Assim, há muitas coisas que têm de ser superadas em nós pela força do Espírito Santo. É Ele que no-las mostra e, ao mesmo tempo, dá-nos a capacidade de nos desapegarmos de tudo o que nos impede de amar a Deus com todo o nosso coração.
Infelizmente, há cristãos que não compreendem que estes processos de desapego podem tornar-se uma alegria espiritual, pois a liberdade interior cresce a cada passo que damos, assim como a nossa receptividade ao amor de Deus e a nossa capacidade de entrega amorosa a Ele.
O segundo aspecto do texto de hoje – o amor ao próximo, que Jesus ilustra com a parábola do Bom Samaritano – é um fruto do amor a Deus. Quanto mais o meu coração estiver cheio de amor a Deus, tanto mais serei capaz de reconhecer no outro o meu irmão, que Deus ama tanto como me ama a mim. Deste modo, o amor a Deus concretiza-se no serviço aos outros.
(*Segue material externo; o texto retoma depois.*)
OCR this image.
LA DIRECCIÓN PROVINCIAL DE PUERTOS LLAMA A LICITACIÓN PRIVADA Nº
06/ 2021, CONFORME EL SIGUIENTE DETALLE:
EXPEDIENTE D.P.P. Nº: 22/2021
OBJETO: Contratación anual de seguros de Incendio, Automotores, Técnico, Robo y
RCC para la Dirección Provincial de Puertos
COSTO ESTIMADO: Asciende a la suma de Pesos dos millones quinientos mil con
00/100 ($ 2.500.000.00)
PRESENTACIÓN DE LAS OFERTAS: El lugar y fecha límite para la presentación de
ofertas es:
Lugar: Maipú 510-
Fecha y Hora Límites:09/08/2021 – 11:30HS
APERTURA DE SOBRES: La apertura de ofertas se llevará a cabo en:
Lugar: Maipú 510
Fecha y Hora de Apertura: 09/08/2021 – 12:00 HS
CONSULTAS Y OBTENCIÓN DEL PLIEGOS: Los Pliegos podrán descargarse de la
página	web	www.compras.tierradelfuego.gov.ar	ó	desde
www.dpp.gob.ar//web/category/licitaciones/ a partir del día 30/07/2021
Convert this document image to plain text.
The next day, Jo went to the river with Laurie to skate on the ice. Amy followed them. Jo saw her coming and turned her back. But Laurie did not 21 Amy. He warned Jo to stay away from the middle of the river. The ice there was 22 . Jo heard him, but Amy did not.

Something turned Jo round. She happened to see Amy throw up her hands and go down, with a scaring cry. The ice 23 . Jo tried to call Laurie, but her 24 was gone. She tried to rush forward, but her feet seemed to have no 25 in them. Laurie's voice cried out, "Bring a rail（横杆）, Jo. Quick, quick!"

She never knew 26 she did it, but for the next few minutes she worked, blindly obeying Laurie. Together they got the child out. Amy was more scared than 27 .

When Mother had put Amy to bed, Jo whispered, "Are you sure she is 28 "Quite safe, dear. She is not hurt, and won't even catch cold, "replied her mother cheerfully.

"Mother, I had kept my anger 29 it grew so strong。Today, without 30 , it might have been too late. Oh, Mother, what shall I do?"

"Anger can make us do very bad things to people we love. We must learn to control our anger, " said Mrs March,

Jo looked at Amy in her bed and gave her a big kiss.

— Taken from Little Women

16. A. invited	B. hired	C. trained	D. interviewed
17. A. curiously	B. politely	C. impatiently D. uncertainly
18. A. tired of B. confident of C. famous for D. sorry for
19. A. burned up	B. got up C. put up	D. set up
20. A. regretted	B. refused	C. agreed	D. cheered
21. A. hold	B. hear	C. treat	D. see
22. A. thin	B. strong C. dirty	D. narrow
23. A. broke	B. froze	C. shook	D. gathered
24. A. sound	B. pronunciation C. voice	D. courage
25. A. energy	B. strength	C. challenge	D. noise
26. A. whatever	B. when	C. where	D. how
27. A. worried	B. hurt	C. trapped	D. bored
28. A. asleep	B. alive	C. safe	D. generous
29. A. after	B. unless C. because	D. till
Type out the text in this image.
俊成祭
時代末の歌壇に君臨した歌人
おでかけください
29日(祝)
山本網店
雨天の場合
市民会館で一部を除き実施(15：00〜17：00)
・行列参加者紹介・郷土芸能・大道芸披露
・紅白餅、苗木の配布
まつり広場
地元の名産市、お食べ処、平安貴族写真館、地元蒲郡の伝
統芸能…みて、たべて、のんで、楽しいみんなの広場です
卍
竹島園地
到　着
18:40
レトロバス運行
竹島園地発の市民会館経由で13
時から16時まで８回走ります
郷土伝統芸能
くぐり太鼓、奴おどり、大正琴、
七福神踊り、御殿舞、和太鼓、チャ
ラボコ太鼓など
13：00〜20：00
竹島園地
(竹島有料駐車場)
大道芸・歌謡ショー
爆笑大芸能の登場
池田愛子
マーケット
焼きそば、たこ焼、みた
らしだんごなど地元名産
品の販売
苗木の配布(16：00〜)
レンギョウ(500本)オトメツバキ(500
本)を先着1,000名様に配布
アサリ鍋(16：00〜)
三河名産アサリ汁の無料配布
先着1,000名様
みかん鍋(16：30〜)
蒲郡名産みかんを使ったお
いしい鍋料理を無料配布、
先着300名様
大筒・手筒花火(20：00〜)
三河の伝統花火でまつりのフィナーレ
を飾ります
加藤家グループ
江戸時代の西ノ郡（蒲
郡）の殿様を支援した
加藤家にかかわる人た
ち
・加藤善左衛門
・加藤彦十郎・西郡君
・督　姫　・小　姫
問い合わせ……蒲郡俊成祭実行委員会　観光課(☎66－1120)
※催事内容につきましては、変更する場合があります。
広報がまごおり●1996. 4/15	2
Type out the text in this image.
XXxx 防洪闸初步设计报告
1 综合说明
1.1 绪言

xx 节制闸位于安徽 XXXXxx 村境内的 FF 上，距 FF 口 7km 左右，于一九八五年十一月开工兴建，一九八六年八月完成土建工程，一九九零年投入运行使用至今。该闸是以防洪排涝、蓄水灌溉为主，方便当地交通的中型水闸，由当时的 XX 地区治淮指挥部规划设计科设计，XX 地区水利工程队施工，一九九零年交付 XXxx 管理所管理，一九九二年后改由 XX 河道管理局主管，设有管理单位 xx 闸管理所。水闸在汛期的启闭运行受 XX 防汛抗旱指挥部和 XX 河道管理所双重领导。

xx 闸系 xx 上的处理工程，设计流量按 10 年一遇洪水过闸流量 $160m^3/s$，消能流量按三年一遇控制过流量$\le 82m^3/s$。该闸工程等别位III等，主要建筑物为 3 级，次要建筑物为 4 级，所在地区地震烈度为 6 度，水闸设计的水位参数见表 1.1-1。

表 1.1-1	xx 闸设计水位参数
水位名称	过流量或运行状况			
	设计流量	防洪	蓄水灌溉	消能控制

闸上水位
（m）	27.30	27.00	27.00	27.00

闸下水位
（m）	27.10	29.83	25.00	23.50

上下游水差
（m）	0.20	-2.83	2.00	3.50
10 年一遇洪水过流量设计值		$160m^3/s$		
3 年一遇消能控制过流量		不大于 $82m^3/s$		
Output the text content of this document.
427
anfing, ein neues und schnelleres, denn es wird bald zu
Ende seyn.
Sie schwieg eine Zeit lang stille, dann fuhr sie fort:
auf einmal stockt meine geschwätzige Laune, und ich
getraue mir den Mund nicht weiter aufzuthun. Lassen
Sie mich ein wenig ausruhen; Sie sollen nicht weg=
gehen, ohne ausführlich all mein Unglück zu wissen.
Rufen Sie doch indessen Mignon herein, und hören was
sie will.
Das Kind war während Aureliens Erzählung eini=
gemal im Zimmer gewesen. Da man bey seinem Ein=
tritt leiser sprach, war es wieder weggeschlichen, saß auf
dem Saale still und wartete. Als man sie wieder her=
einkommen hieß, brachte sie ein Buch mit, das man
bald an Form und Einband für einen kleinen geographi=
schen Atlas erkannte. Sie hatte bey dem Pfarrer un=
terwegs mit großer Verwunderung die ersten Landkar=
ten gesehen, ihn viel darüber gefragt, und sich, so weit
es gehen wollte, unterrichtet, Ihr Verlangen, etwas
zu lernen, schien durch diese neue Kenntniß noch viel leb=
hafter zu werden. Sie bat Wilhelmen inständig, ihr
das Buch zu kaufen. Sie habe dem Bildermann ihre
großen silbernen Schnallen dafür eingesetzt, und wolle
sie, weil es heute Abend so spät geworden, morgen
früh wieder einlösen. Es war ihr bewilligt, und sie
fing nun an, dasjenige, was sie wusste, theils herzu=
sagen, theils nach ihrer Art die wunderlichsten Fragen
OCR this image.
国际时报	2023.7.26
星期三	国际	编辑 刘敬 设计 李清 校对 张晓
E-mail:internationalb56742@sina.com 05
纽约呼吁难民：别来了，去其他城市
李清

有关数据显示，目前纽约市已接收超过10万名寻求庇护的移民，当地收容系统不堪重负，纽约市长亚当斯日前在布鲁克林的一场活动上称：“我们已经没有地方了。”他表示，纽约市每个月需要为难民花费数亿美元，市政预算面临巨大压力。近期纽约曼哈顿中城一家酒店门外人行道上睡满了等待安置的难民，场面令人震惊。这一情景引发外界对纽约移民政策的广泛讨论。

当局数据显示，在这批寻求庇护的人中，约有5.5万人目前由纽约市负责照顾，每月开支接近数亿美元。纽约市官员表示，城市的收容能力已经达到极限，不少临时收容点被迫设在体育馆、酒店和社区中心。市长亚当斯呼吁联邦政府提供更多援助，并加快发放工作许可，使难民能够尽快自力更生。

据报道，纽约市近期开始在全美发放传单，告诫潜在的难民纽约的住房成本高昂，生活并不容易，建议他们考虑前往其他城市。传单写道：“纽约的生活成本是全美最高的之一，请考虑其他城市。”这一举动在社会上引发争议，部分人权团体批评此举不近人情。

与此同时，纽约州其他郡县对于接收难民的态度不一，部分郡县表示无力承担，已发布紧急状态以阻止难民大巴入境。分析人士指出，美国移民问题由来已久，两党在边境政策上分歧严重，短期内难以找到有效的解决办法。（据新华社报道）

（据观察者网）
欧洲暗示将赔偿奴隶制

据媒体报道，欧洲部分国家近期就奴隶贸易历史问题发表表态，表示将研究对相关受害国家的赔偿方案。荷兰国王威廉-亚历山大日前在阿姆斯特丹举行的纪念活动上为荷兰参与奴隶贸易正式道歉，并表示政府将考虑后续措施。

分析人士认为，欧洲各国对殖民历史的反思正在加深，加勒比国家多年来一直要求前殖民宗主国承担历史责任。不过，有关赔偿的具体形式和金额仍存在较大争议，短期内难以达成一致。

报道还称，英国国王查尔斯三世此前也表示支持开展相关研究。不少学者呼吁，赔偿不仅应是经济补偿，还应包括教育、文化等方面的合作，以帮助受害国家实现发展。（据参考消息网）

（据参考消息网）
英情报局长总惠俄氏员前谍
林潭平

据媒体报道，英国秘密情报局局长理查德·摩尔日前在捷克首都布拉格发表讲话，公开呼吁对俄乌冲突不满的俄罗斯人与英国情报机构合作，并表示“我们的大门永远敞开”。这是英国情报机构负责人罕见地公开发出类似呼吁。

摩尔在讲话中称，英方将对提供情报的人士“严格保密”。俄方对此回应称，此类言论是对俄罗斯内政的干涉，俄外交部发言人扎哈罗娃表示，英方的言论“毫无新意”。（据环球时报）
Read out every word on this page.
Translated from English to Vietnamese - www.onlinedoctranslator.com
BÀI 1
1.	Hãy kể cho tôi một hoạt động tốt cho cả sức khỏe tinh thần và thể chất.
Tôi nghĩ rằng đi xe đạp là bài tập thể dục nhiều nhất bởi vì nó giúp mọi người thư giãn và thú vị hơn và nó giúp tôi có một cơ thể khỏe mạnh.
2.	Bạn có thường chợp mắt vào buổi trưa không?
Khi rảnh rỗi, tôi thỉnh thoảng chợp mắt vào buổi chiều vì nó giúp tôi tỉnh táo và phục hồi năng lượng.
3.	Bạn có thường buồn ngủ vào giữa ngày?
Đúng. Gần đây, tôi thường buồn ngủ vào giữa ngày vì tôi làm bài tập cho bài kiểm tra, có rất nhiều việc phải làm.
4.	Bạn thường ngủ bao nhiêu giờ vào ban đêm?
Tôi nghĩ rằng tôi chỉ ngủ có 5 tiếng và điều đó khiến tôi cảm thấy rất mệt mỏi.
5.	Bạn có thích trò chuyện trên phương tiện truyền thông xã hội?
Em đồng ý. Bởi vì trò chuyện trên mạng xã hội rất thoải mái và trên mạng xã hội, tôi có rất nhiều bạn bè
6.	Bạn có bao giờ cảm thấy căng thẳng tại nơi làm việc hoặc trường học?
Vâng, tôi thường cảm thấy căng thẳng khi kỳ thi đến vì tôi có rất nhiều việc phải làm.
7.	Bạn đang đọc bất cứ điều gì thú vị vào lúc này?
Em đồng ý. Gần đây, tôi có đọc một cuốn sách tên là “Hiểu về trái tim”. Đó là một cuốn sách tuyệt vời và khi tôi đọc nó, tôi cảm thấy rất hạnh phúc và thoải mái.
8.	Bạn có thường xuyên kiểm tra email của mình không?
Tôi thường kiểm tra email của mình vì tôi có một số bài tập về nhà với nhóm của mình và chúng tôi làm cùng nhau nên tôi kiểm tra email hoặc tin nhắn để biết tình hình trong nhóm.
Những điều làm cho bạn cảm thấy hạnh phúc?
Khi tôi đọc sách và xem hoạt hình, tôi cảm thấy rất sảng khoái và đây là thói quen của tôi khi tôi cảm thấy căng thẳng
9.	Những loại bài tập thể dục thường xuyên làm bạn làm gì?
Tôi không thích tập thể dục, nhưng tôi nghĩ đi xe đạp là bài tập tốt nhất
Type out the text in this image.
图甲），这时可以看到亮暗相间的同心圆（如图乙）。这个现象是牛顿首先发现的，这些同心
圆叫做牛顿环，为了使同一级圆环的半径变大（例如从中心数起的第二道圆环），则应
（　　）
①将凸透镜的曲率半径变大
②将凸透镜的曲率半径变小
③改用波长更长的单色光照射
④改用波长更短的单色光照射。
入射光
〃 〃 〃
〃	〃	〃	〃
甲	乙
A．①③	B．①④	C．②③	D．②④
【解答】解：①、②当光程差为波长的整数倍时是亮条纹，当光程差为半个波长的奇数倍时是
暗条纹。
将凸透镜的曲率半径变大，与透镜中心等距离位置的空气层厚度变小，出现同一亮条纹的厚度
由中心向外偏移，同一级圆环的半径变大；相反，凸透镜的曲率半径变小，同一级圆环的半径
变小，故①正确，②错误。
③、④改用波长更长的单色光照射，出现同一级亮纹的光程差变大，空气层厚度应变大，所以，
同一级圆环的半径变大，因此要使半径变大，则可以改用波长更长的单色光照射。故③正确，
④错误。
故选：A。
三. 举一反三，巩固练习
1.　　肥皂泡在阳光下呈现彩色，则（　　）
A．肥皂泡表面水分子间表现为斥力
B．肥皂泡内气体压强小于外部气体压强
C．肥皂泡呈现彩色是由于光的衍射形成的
Ainda mais necessária do que a atenção ao bem-estar físico do nosso próximo é a preocupação com a salvação da sua alma. Porque, mesmo no plano espiritual, o homem caiu nas mãos de bandidos e muitos passam por ele sem o ajudar. O amor ao próximo implica obras de misericórdia corporais e espirituais. Também aqui temos de trabalhar para nos tornarmos capazes de amar os nossos irmãos e irmãs de forma constante e concreta.
Amemos, pois, a Deus e ao próximo, e assim cumpriremos o mandamento do Senhor – um maravilhoso convite d’Ele!